動物病院によっては、自宅貸し出し用の血圧計を用意しているところもあるので、獣医師さんに相談してみるのもいいでしょう。

犬の血圧の測り方

犬の血圧の測り方は、肘の関節と手根関節の間に腕帯(カフ)を巻きます。巻いた場所が犬の心臓の高さになるように、腕を軽く支えてあげたり、抱っこしたり、しっぽに巻いた場合では、4本足で立たせ、動かないようにしっぽや体を軽くおさえます。

後はスタートボタンを押して、測定が終わるまで待つだけなので簡単ですね。できれば3回~5回測り、2回目と3~5回目の平均で収縮期血圧、拡張期血圧、平均血圧の値を出すようにします。

犬の血圧を測る時の注意点

愛犬の血圧を測るときは、腕帯(カフ)を巻いた位置が、心臓と同じ高さになるように注意してください。くつろいでいるタイミングや安静時に測定することが重要となります。

ストレスや興奮、脅え、食事のすぐあと、お散歩の後などは血圧が上昇し、正確に測定することができません。

また、いつも決まったタイミング、決まった部位で行うと血圧の異常がすぐにわかっておすすめです。

まとめ:愛犬の健康管理に血圧測定を追加しよう!

笑顔のポメラニアンと聴診器

今回は、犬の血圧についてご紹介しましたがいかがでしたか?犬の血圧の異常は、様々な病気のサインであることがおわかりいただけたのではないでしょうか。

動物病院でも希望すれば血圧を測定してくれますが、調子が悪かったり病気の治療中でもなければ、なかなか頻繁に足を運ぶことはありませんね。

犬を飼っていれば、誰もが愛犬に少しでも元気に長生きしてもらいたいと願い、食事に気をつかったり、体温や呼吸数、心臓の音を確認したりと、それぞれの方法で健康管理に気を配っていることでしょう。

犬はしゃべれません。

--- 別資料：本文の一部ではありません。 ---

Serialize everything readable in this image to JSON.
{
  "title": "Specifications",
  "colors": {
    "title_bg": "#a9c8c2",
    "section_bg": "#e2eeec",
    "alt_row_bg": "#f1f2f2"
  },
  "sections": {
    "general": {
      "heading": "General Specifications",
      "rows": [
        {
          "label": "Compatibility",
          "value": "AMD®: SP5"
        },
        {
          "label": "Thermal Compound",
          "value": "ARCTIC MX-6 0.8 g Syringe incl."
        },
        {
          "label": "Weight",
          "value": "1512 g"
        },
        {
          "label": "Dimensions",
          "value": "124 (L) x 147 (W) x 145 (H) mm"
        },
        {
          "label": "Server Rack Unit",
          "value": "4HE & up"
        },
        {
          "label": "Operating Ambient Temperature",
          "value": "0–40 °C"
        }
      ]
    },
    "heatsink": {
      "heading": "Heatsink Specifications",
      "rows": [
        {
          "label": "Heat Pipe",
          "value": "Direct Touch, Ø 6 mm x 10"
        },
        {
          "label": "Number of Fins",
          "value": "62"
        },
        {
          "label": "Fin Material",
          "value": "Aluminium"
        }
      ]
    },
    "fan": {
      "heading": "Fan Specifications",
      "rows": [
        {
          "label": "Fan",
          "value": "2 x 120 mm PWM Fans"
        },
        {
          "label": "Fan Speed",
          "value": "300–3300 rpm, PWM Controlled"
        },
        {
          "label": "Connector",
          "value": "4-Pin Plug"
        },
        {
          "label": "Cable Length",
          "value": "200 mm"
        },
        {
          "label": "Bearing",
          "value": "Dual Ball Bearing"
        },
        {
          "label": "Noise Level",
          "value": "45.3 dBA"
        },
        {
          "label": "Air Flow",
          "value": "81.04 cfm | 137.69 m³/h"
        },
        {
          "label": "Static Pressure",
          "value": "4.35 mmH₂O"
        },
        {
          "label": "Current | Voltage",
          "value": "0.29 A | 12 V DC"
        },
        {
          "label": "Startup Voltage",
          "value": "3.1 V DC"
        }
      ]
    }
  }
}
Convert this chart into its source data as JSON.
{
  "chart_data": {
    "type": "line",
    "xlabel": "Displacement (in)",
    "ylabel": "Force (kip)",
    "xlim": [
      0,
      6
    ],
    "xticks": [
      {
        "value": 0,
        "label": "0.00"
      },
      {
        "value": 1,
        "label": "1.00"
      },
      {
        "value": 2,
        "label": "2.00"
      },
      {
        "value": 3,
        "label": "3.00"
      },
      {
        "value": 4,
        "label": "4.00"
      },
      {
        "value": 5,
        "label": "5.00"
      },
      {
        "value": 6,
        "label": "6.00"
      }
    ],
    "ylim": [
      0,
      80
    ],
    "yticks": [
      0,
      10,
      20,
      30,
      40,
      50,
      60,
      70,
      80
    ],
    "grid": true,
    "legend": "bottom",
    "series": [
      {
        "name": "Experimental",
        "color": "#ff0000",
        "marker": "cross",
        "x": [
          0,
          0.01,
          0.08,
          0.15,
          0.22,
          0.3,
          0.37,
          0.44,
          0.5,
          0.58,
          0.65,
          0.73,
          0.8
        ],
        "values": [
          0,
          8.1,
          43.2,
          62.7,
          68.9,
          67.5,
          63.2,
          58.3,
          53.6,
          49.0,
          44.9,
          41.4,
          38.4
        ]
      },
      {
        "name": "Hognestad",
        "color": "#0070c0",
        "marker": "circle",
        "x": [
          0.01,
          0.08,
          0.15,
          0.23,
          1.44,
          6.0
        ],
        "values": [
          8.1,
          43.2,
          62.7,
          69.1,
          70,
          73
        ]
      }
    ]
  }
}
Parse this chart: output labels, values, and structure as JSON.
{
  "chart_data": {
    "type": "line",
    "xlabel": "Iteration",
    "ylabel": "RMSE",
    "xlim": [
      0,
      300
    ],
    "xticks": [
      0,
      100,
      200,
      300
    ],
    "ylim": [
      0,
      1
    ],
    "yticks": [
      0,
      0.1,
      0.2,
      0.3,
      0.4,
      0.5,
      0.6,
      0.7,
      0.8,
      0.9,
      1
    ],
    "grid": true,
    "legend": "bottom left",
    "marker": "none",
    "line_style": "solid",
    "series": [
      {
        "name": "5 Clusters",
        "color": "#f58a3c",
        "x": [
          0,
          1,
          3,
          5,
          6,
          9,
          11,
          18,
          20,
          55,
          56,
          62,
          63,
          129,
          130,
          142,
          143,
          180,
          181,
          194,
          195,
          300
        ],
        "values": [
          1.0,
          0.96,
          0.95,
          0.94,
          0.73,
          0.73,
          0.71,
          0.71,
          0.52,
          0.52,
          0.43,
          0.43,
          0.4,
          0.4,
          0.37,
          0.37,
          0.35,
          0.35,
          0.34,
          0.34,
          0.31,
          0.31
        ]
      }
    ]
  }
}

だからこそ、飼い主さんが少しの不調を見逃さないことが病気の早期発見につながります。血圧は特に体調の変化がわかりやすく、健康管理にも役立つものです。

そのときだけ測っても、普段の正常値がわからなければ判断しづらいですね。愛犬の健康維持のためにも、血圧測定を習慣化してみてはいかがでしょうか。